Bolmo: Byteifying The Next Generation Of Language Models
Source
- Raw Markdown: paper_bolmo-2025.md
- PDF: paper_bolmo-2025.pdf
Core Claim
Bolmo shows that competitive byte-level language models can be obtained by byteifying existing subword LMs through a purpose-built architecture and exact distillation objective.
Key Contributions
- Introduces a fully open byte-level LM family at 1B and 7B scales.
- Treats byteification as tokenizer transfer from a source subword LM.
- Claims conversion can use less than 1% of a typical pretraining token budget.
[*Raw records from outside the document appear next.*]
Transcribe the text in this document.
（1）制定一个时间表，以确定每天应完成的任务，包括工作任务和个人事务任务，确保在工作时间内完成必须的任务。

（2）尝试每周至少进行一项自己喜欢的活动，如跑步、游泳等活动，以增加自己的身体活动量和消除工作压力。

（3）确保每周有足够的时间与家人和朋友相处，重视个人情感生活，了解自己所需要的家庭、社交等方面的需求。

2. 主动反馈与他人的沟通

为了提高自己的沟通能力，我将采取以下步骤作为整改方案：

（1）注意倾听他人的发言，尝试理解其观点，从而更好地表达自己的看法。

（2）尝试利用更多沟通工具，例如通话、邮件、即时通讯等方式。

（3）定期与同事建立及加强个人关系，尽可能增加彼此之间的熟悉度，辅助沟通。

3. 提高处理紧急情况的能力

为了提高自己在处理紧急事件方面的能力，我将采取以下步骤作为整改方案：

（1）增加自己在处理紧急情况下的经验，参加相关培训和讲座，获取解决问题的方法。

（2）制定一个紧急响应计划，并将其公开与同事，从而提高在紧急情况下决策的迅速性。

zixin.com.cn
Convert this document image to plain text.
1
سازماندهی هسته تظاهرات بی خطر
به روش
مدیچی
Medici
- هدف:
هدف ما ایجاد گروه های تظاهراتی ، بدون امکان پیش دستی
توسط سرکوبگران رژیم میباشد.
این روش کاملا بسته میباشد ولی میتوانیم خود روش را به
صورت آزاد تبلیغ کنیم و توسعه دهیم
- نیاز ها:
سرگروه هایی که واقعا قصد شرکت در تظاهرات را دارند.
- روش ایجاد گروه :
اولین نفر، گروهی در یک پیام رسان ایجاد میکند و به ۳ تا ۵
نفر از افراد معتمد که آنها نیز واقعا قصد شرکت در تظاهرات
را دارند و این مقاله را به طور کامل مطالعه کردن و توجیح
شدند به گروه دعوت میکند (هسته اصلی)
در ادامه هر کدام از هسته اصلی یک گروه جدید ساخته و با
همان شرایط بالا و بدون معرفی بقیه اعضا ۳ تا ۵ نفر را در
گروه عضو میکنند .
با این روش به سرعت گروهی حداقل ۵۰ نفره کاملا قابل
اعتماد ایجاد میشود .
- Shows gains in character understanding and some coding settings while approaching source-LM performance elsewhere.
Method Notes
Bolmo is the main source for Tokenizer Transfer. It complements H-Net and Synergy, which emphasize end-to-end learned chunking rather than distillation from subword models.
Evidence And Results
The paper compares Bolmo against byte-level baselines and source subword models, with attention to character understanding, coding, general tasks, inference speed, and post-training transfer.
Limitations
Bolmo’s strength depends on strong source subword LMs and a byteification recipe. It does not by itself settle whether future models should train from raw bytes end to end.
Links Into The Wiki
Open Questions
- Can byteification combine with dynamic learned chunking?
- Which capabilities remain bottlenecked by imperfect boundary prediction?